As to the answer that Jesus provides to them concerning the widow of the seven deceased brothers, it is important, not only for its insight, but also because it betters the Sadducees, proving Jesus quite able to take on his critics, so much so that upon hearing his answer to the question, some of the scribes said, “Teacher you have answered well.” In fact, Luke tells us that “they no longer dared to ask him anything.” 

And what is Jesus’ answer? It is beautiful in its simplicity and in its profundity. In short, he answers that marriage is a construct for life on earth, but not for life in heaven. “The people of this age marry and are given in marriage. But those who are considered worthy of taking part in the age to come and in the resurrection from the dead will neither marry nor be given in marriage.”

His answer works from the notion that the purpose of marriage, at least as understood from the Jewish mindset of the time, was to allow the perpetuation of life because of human mortality. While each person’s life may draw to an end, life nonetheless continues through a person’s offspring. That need no longer exists in the hereafter because, as Jesus said, “they can no longer die, for they are like the angels.”

For those who might want to hear Jesus spell out in detail what the hereafter looks like, there will be some disappointment. And yet there is great consolation as well because his explanation of the hereafter should be enough when he says, “They are God’s children, since they are children of the resurrection.” In other words, whatever the hereafter, it means God continues to claim us as his own and because he is a God of the living, we do not remain dead.

Of course, it is quintessentially human to ponder what awaits us after our deaths. And seeing as how we are limited by our human constructs, marriage being one of them, we imagine heaven to be some continuation of our experience on earth. As a result, I have heard eulogies that express the hope that the fishing holes in heaven are full because the deceased was a fisherman or that the celestial golf course stays eternally green because the deceased loved a game of golf, each scenario making an attempt, I suppose, to argue for the decedent’s happiness and satisfaction on the other side.

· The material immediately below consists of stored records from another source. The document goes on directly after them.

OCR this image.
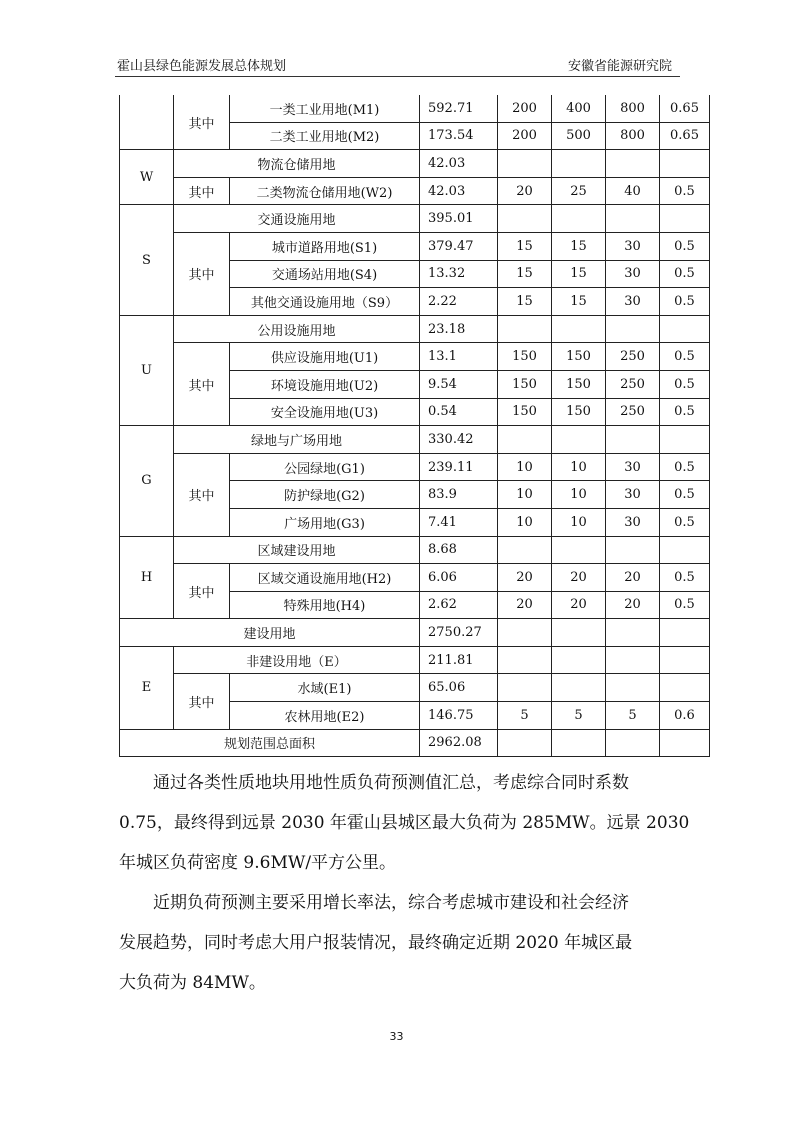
霍山县绿色能源发展总体规划	安徽省能源研究院
	其中	一类工业用地(M1)	592.71	200	400	800	0.65
		二类工业用地(M2)	173.54	200	500	800	0.65
W	物流仓储用地		42.03				
	其中	二类物流仓储用地(W2)	42.03	20	25	40	0.5
S	交通设施用地		395.01				
	其中	城市道路用地(S1)	379.47	15	15	30	0.5
		交通场站用地(S4)	13.32	15	15	30	0.5
		其他交通设施用地（S9）	2.22	15	15	30	0.5
U	公用设施用地		23.18				
	其中	供应设施用地(U1)	13.1	150	150	250	0.5
		环境设施用地(U2)	9.54	150	150	250	0.5
		安全设施用地(U3)	0.54	150	150	250	0.5
G	绿地与广场用地		330.42				
	其中	公园绿地(G1)	239.11	10	10	30	0.5
		防护绿地(G2)	83.9	10	10	30	0.5
		广场用地(G3)	7.41	10	10	30	0.5
H	区域建设用地		8.68				
	其中	区域交通设施用地(H2)	6.06	20	20	20	0.5
		特殊用地(H4)	2.62	20	20	20	0.5
建设用地			2750.27				
E	非建设用地（E）		211.81				
	其中	水域(E1)	65.06				
		农林用地(E2)	146.75	5	5	5	0.6
规划范围总面积			2962.08				

通过各类性质地块用地性质负荷预测值汇总，考虑综合同时系数
0.75，最终得到远景 2030 年霍山县城区最大负荷为 285MW。远景 2030
年城区负荷密度 9.6MW/平方公里。

近期负荷预测主要采用增长率法，综合考虑城市建设和社会经济
发展趋势，同时考虑大用户报装情况，最终确定近期 2020 年城区最
大负荷为 84MW。

33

Truly, I understand and honor the effort, but also agree with the Jesuit theologian Walter Burghardt who once countered by saying he would be mad as hell if heaven were nothing more than eternal fishing or eternal golfing. As a result, when asked on multiple occasions by someone nearing death as to my own vision of heaven, I shied away from fishing holes and golf courses, choosing instead Saint Paul’s position that “eye has not seen, nor ear heard, neither have entered into the heart of man, the things that God has prepared for them that love him.” 

My answer always begins with my belief that God is love. I explain that if we hold onto that belief, then we have to trust that whatever comes after our death will be rooted in a God who loves us, a God who gave us life here and whose love for us is neverending, meaning he will see that our life continues in some way on the other side. 

I found it was usually enough to satisfy the curiosity or anxiety of the person who was soon to find the answer to the question for him or herself. I see much the same satisfaction in Jesus’ reply to the Sadducees, particularly when he reminded them that we are God’s children. As such, I believe we can conclude that our Father in heaven will continue his care for us when we have moved from this world to the next. 

It is interesting to remember that Jesus used the image of a wedding banquet in an earlier parable when he told of the Kingdom of God. Obviously, it connected with the lived experience of his listeners. But it also speaks to us of joy, unity, fullness, and love, all components of a wedding feast. If heaven contains these and more, then we should find ourselves more than satisfied, less concerned about whose wife the widow was, and content to know that in the end we are all children of God, held in his heavenly embrace. Truth be told, that is the more primary and the more perfect relationship, the one with us from beginning to end.